Cambodians living in the US continue to be haunted by the experiences under the Khmer Rouge, which can even affect their everyday behavior, a researcher said Saturday.
Speaking at a two-day gathering of Cambodian-Americans in Arlington, Va., over the weekend, Nou Leakhena, a sociology professor at Long Beach University, said the mental anguish has caused the loss of trust among Cambodians, including those in the US, and contributes to hopelessness, anxiety, headaches, nightmares and even suicide attempts.
“The wound that our people in Cambodia received after going through the Khmer Rouge regime is deep, and it mentally affects them,” she told VOA Khmer. “It makes them resort to violence, drinking, gambling, having girlfriends in brothels, and the loss of trust. These are symptoms related to Khmer Rouge regime.” Many of those suffering are not aware of the causes, she said.
Cambodians living in the United States and Cambodia are suffering from trauma from the Khmer Rouge’s brutal regime and as a result it affects their daily interaction, according to a research by a Cambodian-US sociological professor in Long Beach University.
Nou Leakhena spent more than five years researching Cambodian communities in the US and in their home country.
Even though the regime collapsed more than 30 years ago, mental wounds have not healed, she found. Instead, the symptoms were getting worse.
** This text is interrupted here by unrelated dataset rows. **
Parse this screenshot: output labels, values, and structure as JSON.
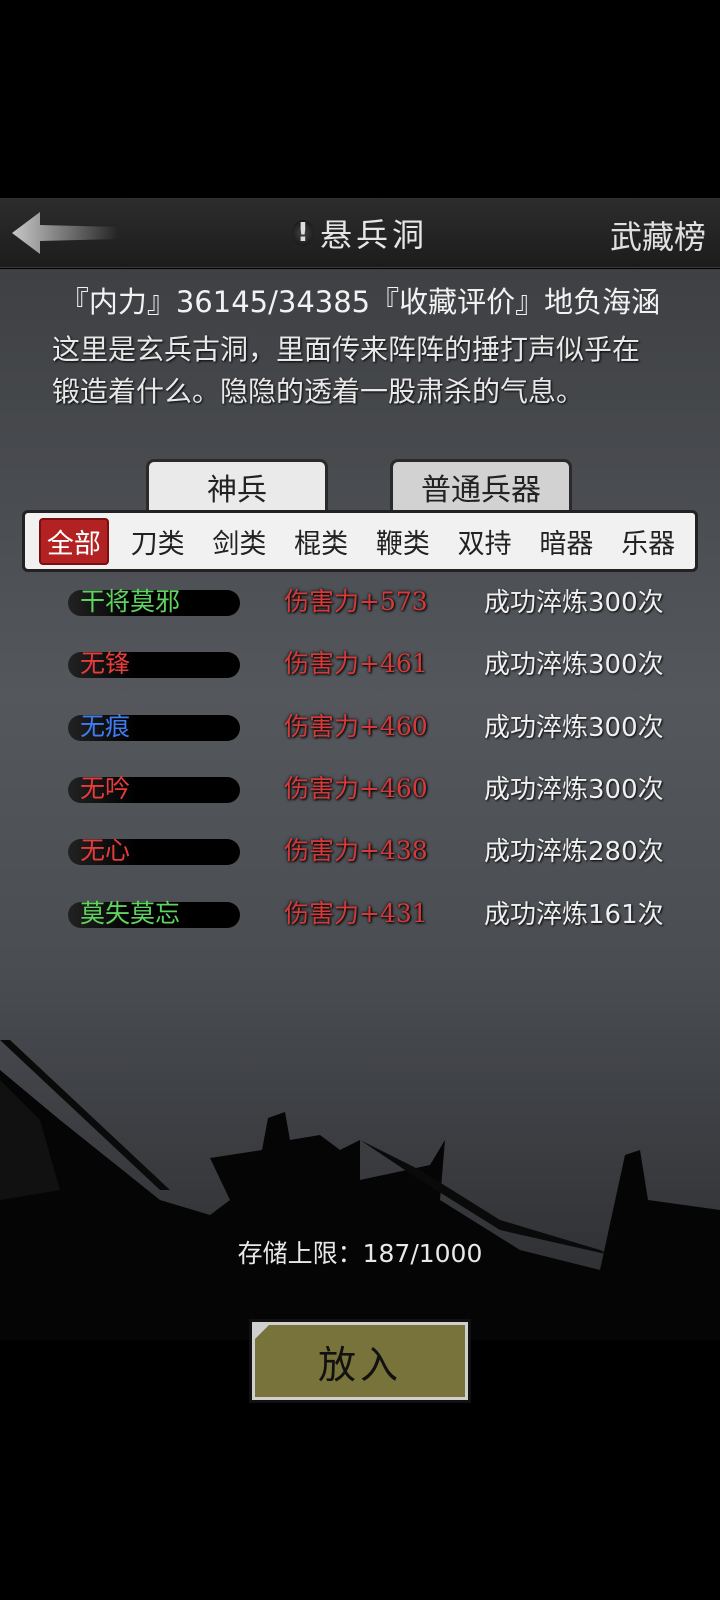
{
  "header": {
    "back_icon": "back-arrow-icon",
    "title_mark": "!",
    "title": "悬兵洞",
    "right_label": "武藏榜"
  },
  "stats": {
    "text": "『内力』36145/34385『收藏评价』地负海涵"
  },
  "description": "这里是玄兵古洞，里面传来阵阵的捶打声似乎在锻造着什么。隐隐的透着一股肃杀的气息。",
  "tabs": [
    {
      "label": "神兵",
      "active": true
    },
    {
      "label": "普通兵器",
      "active": false
    }
  ],
  "filters": [
    {
      "label": "全部",
      "active": true
    },
    {
      "label": "刀类"
    },
    {
      "label": "剑类"
    },
    {
      "label": "棍类"
    },
    {
      "label": "鞭类"
    },
    {
      "label": "双持"
    },
    {
      "label": "暗器"
    },
    {
      "label": "乐器"
    }
  ],
  "items": [
    {
      "name": "干将莫邪",
      "damage": "伤害力+573",
      "refine": "成功淬炼300次",
      "color": "#5fd35f"
    },
    {
      "name": "无锋",
      "damage": "伤害力+461",
      "refine": "成功淬炼300次",
      "color": "#e83b3b"
    },
    {
      "name": "无痕",
      "damage": "伤害力+460",
      "refine": "成功淬炼300次",
      "color": "#3e7cf0"
    },
    {
      "name": "无吟",
      "damage": "伤害力+460",
      "refine": "成功淬炼300次",
      "color": "#e83b3b"
    },
    {
      "name": "无心",
      "damage": "伤害力+438",
      "refine": "成功淬炼280次",
      "color": "#e83b3b"
    },
    {
      "name": "莫失莫忘",
      "damage": "伤害力+431",
      "refine": "成功淬炼161次",
      "color": "#5fd35f"
    }
  ],
  "capacity": "存储上限：187/1000",
  "place_button": "放入",
  "colors": {
    "active_filter": "#b22222",
    "damage_text": "#d43a3a",
    "place_button_bg": "#77733a"
  }
}
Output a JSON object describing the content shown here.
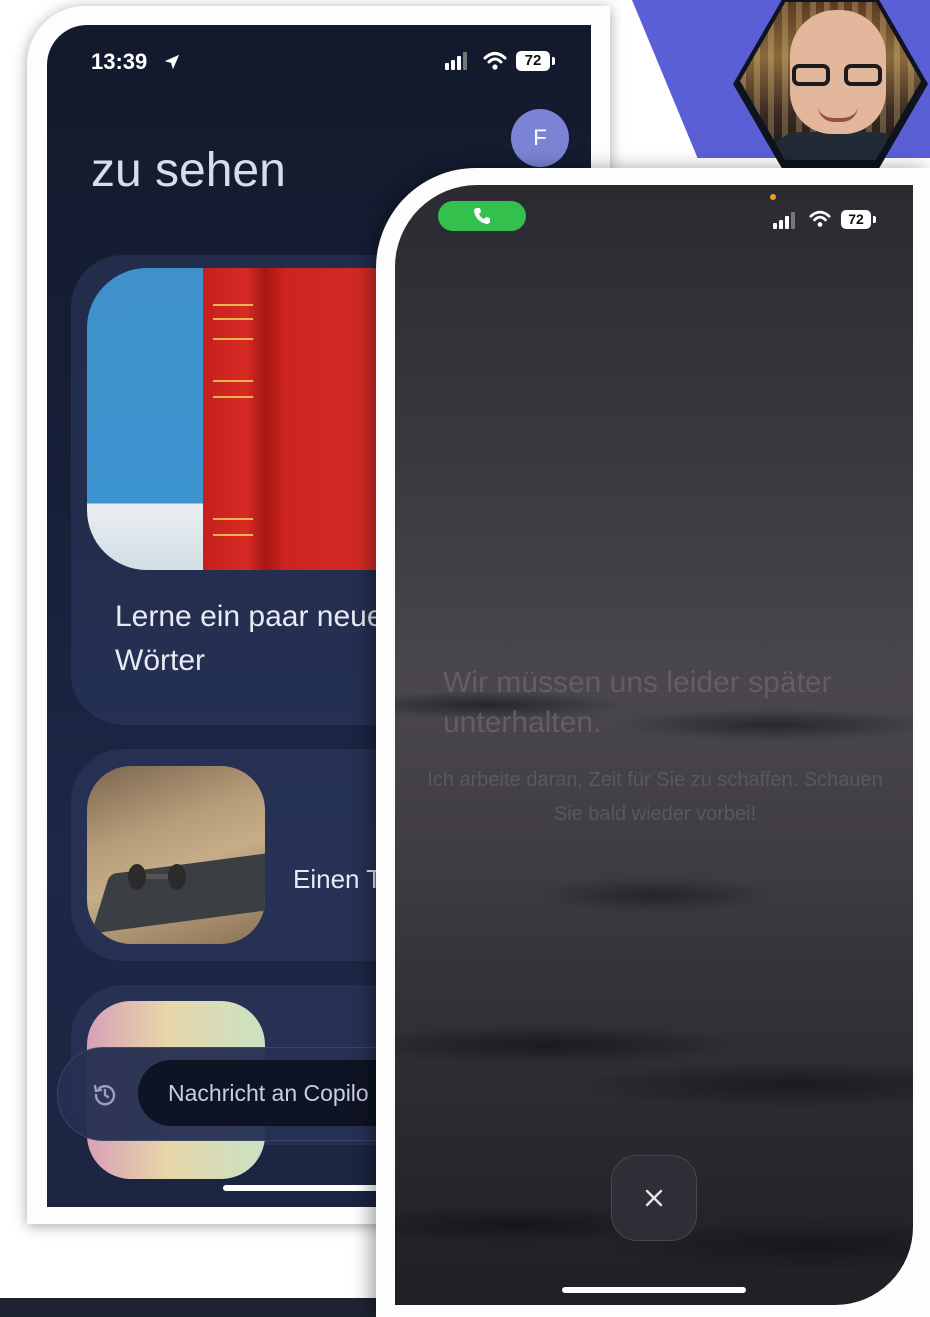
{
  "background_colors": {
    "accent": "#5b5fd6",
    "call_green": "#33c04d"
  },
  "phone_left": {
    "status": {
      "time": "13:39",
      "battery": "72"
    },
    "avatar_initial": "F",
    "heading": "zu sehen",
    "cards": [
      {
        "label": "Lerne ein paar neue Wörter",
        "icon": "book-image"
      },
      {
        "label": "Einen T erstelle",
        "icon": "dumbbell-image"
      },
      {
        "label": "",
        "icon": "gradient-image"
      }
    ],
    "composer": {
      "placeholder": "Nachricht an Copilo",
      "history_icon": "history-icon"
    }
  },
  "phone_right": {
    "status": {
      "battery": "72"
    },
    "message": {
      "title": "Wir müssen uns leider später unterhalten.",
      "subtitle": "Ich arbeite daran, Zeit für Sie zu schaffen. Schauen Sie bald wieder vorbei!"
    },
    "close_icon": "close-icon"
  }
}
The meeting in Arlington was meant to promote mental healing and more understanding of the Khmer Rouge tribunal.
The program was initiated by the Applied Social Research Institute of Cambodia and Asian Pacific American Institute at New York University.
The outreach and testimony collecting was conducted in many places including Long Beach, Calif., where a large Cambodian immigrant population lives.
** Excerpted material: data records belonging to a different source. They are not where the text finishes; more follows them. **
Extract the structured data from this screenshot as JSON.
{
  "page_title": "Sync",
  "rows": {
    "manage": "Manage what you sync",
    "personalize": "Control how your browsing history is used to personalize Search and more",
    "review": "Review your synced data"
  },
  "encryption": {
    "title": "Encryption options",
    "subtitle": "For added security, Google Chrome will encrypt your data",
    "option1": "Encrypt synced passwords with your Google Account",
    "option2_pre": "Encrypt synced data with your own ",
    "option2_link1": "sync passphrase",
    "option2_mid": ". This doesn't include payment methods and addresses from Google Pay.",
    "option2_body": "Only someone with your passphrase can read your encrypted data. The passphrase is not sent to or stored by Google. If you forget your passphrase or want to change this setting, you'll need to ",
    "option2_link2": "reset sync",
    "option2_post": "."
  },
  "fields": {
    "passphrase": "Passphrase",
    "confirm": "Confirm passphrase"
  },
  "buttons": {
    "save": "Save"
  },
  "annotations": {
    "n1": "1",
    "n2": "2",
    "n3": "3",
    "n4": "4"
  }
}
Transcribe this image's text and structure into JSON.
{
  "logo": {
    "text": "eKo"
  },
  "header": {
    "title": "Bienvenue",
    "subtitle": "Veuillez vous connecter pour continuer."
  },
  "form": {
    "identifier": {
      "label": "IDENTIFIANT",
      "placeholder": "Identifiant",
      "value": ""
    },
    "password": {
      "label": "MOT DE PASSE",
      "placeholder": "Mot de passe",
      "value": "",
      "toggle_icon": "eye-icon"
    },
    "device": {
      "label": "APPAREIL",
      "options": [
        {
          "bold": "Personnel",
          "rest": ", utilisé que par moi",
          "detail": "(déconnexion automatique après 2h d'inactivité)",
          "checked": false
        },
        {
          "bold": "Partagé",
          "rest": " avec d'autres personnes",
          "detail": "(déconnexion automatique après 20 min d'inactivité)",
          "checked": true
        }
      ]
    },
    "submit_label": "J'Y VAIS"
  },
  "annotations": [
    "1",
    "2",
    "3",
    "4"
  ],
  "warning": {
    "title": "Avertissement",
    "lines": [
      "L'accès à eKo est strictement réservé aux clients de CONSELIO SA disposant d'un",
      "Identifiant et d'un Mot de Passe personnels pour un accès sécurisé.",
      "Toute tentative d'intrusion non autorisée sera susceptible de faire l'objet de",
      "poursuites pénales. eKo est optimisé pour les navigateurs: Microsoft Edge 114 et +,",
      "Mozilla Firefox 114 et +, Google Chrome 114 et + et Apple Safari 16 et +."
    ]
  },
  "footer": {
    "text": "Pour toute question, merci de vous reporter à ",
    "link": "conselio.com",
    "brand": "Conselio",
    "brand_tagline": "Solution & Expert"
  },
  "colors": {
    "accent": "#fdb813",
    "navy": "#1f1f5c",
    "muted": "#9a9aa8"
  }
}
“Today we, the Cambodian-Americans, meet here to heal our mental wounds, which we have kept for so many years,” Yap Kimtung, president of the Cambodia-American for Human Rights and Democracy, and the main sponsor of the event, told VOA Khmer.
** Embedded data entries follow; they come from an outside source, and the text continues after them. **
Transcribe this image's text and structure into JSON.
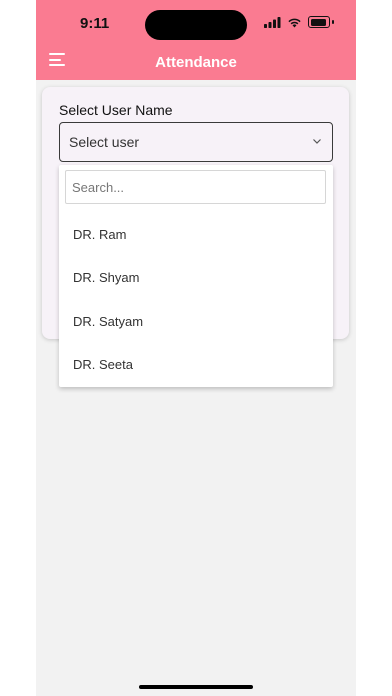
{
  "status_bar": {
    "time": "9:11"
  },
  "header": {
    "title": "Attendance",
    "menu_icon": "hamburger-menu-icon"
  },
  "form": {
    "label": "Select User Name",
    "select": {
      "value": "Select user",
      "icon": "chevron-down-icon"
    }
  },
  "dropdown": {
    "search_placeholder": "Search...",
    "options": [
      {
        "label": "DR. Ram"
      },
      {
        "label": "DR. Shyam"
      },
      {
        "label": "DR. Satyam"
      },
      {
        "label": "DR. Seeta"
      }
    ]
  },
  "colors": {
    "header": "#fa7b91",
    "background": "#f2f2f2",
    "card": "#f7f2f8"
  }
}
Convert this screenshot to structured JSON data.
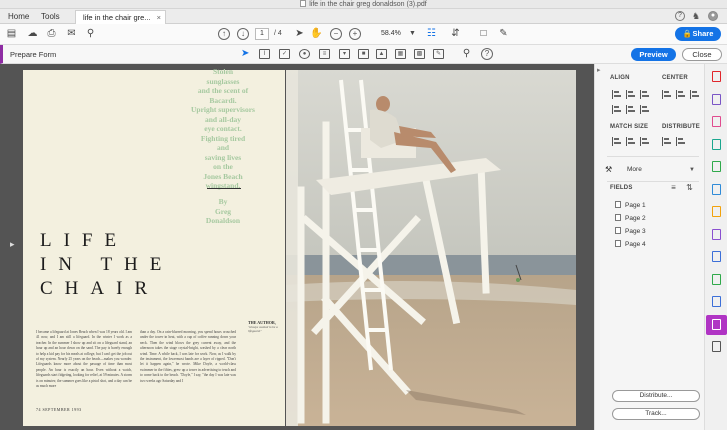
{
  "window": {
    "title": "life in the chair greg donaldson (3).pdf"
  },
  "tabs": {
    "home": "Home",
    "tools": "Tools",
    "document": "life in the chair gre...",
    "close": "×"
  },
  "toolbar": {
    "page_current": "1",
    "page_total": "/ 4",
    "zoom": "58.4%",
    "share_label": "Share",
    "icons": [
      "save-icon",
      "upload-icon",
      "print-icon",
      "email-icon",
      "search-icon",
      "page-up-icon",
      "page-down-icon",
      "select-cursor-icon",
      "hand-icon",
      "zoom-out-icon",
      "zoom-in-icon",
      "fit-icon",
      "scroll-mode-icon",
      "highlight-tool-icon",
      "comment-icon",
      "sign-icon"
    ]
  },
  "prepare_form": {
    "title": "Prepare Form",
    "preview_label": "Preview",
    "close_label": "Close",
    "field_tools": [
      "select-tool-icon",
      "text-field-icon",
      "checkbox-icon",
      "radio-button-icon",
      "list-box-icon",
      "dropdown-icon",
      "image-field-icon",
      "button-field-icon",
      "date-field-icon",
      "barcode-icon",
      "signature-field-icon",
      "pin-icon",
      "help-icon"
    ]
  },
  "document": {
    "pull_quote": "Stolen\nsunglasses\nand the scent of\nBacardi.\nUpright supervisors\nand all-day\neye contact.\nFighting tired\nand\nsaving lives\non the\nJones Beach\nwingstand.",
    "byline": "By\nGreg\nDonaldson",
    "headline_1": "LIFE",
    "headline_2": "IN THE",
    "headline_3": "CHAIR",
    "col1": "I became a lifeguard at Jones Beach when I was 18 years old. I am 41 now, and I am still a lifeguard. In the winter I work as a teacher. In the summer I show up and sit on a lifeguard stand, an hour up and an hour down on the sand. The pay is barely enough to help a kid pay for his meals at college, but I can't get the job out of my system. Nearly 25 years on the beach—makes you wonder. Lifeguards know more about the passage of time than most people. An hour is exactly an hour. Even without a watch, lifeguards start fidgeting, looking for relief, at 59 minutes. A storm is on minutes; the summer goes like a pistol shot, and a day can be as much more",
    "col2": "than a day. On a rain-blurred morning, you spend hours crouched under the tower in heat, with a cup of coffee running down your neck. Then the wind blows the grey current away, and the afternoon takes the stage crystal-bright, washed by a clear north wind. Time. A while back, I was late for work. Now, as I walk by the instrument, the lowermost bands are a layer of ripped. \"Don't let it happen again,\" he wrote. Mike Doyle, a world-class swimmer in the fifties, grew up a tower in advertising to teach and to come back to the beach. \"Doyle,\" I say, \"the day I was late was two weeks ago Saturday and I",
    "folio": "74  SEPTEMBER 1993",
    "caption_title": "THE AUTHOR,",
    "caption_text": "\"always wanted to be a lifeguard.\""
  },
  "right_panel": {
    "align_heading": "ALIGN",
    "center_heading": "CENTER",
    "match_size_heading": "MATCH SIZE",
    "distribute_heading": "DISTRIBUTE",
    "more_label": "More",
    "fields_heading": "FIELDS",
    "fields": [
      "Page 1",
      "Page 2",
      "Page 3",
      "Page 4"
    ],
    "distribute_button": "Distribute...",
    "track_button": "Track..."
  },
  "rail": {
    "icons": [
      {
        "name": "create-pdf-icon",
        "color": "#e0252b"
      },
      {
        "name": "combine-files-icon",
        "color": "#7a55c6"
      },
      {
        "name": "edit-pdf-icon",
        "color": "#e04b8f"
      },
      {
        "name": "export-pdf-icon",
        "color": "#1aa68e"
      },
      {
        "name": "export-excel-icon",
        "color": "#2fa94a"
      },
      {
        "name": "organize-pages-icon",
        "color": "#2f8bd8"
      },
      {
        "name": "comment-icon",
        "color": "#f2a20c"
      },
      {
        "name": "fill-sign-icon",
        "color": "#8a4fd0"
      },
      {
        "name": "measure-icon",
        "color": "#3c6fd8"
      },
      {
        "name": "send-for-review-icon",
        "color": "#2fa94a"
      },
      {
        "name": "protect-icon",
        "color": "#3c6fd8"
      },
      {
        "name": "prepare-form-icon",
        "color": "#b034c4"
      },
      {
        "name": "more-tools-icon",
        "color": "#555555"
      }
    ]
  },
  "colors": {
    "accent": "#1473e6",
    "form_accent": "#8e2ca3",
    "pull_quote": "#a6c9a0"
  }
}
Gathered were more than 30 people who had lost loved ones, such as the youth, or their parents, to the regime and who were seeking justice.
Nou Leakhena told participants that one of the ways to heal their wounds and to help the entire society was to speak out without being shy, opening discussions with relatives or friends about the difficulties of the past.
She also encouraged victims to file testimony at the UN-backed tribunal in Phnom Penh, as it could be the only chance they will have to seek justice for themselves, even if the outcome is not easy to anticipate.
Attending the gathering was the first time was Sarah Kith, a mother of three who fled to the US in early 1980s with a widow whose husband died during the Khmer Rouge.
“I am here to encourage our Khmer people to speak out their story so that they restore their trust and won’t become dead while walking,” she said.